Add safety limits for dependency parsing
Change-Id: If901f9d7f03bc7926a812dfa55bf18a58149e583
diff --git a/systems/parse_spacy.py b/systems/parse_spacy.py
index d2bf1b1..ac27058 100644
--- a/systems/parse_spacy.py
+++ b/systems/parse_spacy.py
@@ -1,11 +1,65 @@
-import argparse
+import argparse, os
import spacy
from spacy.tokens import Doc
-import logging, sys, time
+import logging, sys, time, signal
from lib.CoNLL_Annotation import get_token_type
import my_utils.file_utils as fu
from germalemma import GermaLemma
+# Dependency parsing safety limits
+DEFAULT_PARSE_TIMEOUT = 30 # seconds per sentence
+DEFAULT_MAX_SENTENCE_LENGTH = 500 # tokens
+
+class TimeoutException(Exception):
+ pass
+
+def timeout_handler(signum, frame):
+ raise TimeoutException("Dependency parsing timeout")
+
+def safe_dependency_parse(spacy_model, text, timeout=DEFAULT_PARSE_TIMEOUT, max_length=DEFAULT_MAX_SENTENCE_LENGTH):
+ """
+ Safely parse a sentence with timeout and length limits.
+
+ Args:
+ spacy_model: Loaded spaCy model
+ text: Text to parse
+ timeout: Maximum seconds to wait for parsing
+ max_length: Maximum sentence length in tokens
+
+ Returns:
+ tuple: (spacy_doc, success, warning_message)
+ """
+ # Check sentence length
+ if len(text.split()) > max_length:
+ # Process without dependency parsing for long sentences
+ disabled_components = ["ner", "parser"]

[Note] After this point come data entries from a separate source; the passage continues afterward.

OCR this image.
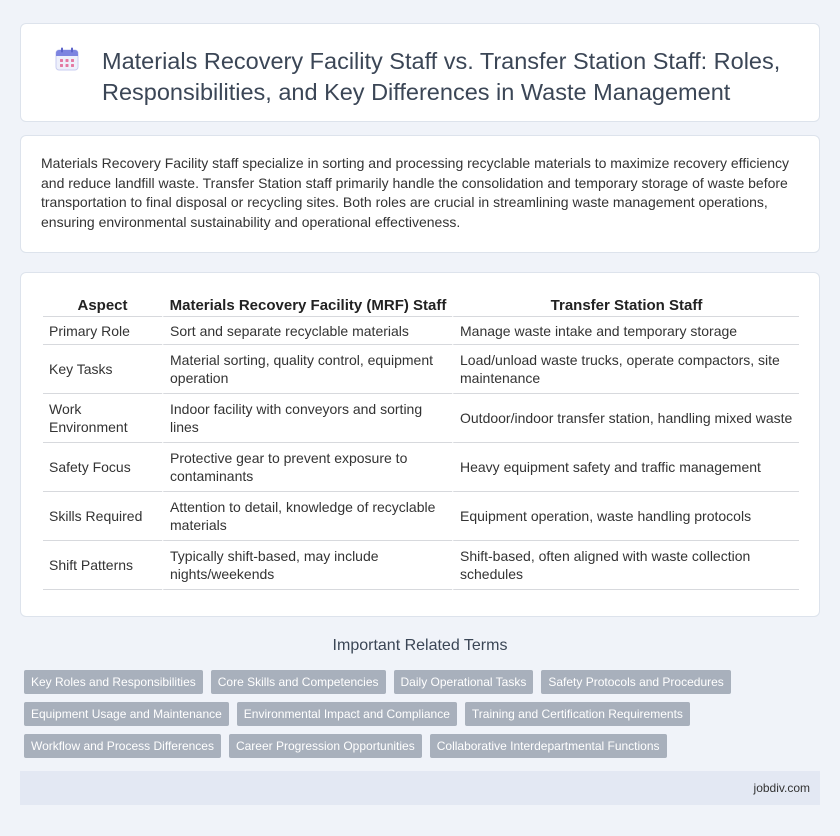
Materials Recovery Facility Staff vs. Transfer Station Staff: Roles, Responsibilities, and Key Differences in Waste Management

Materials Recovery Facility staff specialize in sorting and processing recyclable materials to maximize recovery efficiency and reduce landfill waste. Transfer Station staff primarily handle the consolidation and temporary storage of waste before transportation to final disposal or recycling sites. Both roles are crucial in streamlining waste management operations, ensuring environmental sustainability and operational effectiveness.

Aspect	Materials Recovery Facility (MRF) Staff	Transfer Station Staff
Primary Role	Sort and separate recyclable materials	Manage waste intake and temporary storage
Key Tasks	Material sorting, quality control, equipment operation	Load/unload waste trucks, operate compactors, site maintenance
Work Environment	Indoor facility with conveyors and sorting lines	Outdoor/indoor transfer station, handling mixed waste
Safety Focus	Protective gear to prevent exposure to contaminants	Heavy equipment safety and traffic management
Skills Required	Attention to detail, knowledge of recyclable materials	Equipment operation, waste handling protocols
Shift Patterns	Typically shift-based, may include nights/weekends	Shift-based, often aligned with waste collection schedules
Important Related Terms
Key Roles and Responsibilities	Core Skills and Competencies	Daily Operational Tasks	Safety Protocols and Procedures
Equipment Usage and Maintenance	Environmental Impact and Compliance	Training and Certification Requirements
Workflow and Process Differences	Career Progression Opportunities	Collaborative Interdepartmental Functions
jobdiv.com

+ doc = spacy_model(text, disable=disabled_components)
+ return doc, False, f"Sentence too long ({len(text.split())} tokens > {max_length}), dependency parsing skipped"
+
+ # Set up timeout
+ old_handler = signal.signal(signal.SIGALRM, timeout_handler)
+ signal.alarm(timeout)
+
+ try:
+ doc = spacy_model(text)
+ signal.alarm(0) # Cancel alarm
+ signal.signal(signal.SIGALRM, old_handler)
+ return doc, True, None
+ except TimeoutException:
+ signal.alarm(0) # Cancel alarm
+ signal.signal(signal.SIGALRM, old_handler)
+ # Retry without dependency parsing
+ disabled_components = ["ner", "parser"]
+ doc = spacy_model(text, disable=disabled_components)
+ return doc, False, f"Dependency parsing timeout after {timeout}s, processed without dependencies"
+ except Exception as e:
+ signal.alarm(0) # Cancel alarm
+ signal.signal(signal.SIGALRM, old_handler)
+ # Retry without dependency parsing
+ disabled_components = ["ner", "parser"]
+ doc = spacy_model(text, disable=disabled_components)
+ return doc, False, f"Dependency parsing error: {str(e)}, processed without dependencies"
+
def format_morphological_features(token):
"""
Extract and format morphological features from a spaCy token for CoNLL-U output.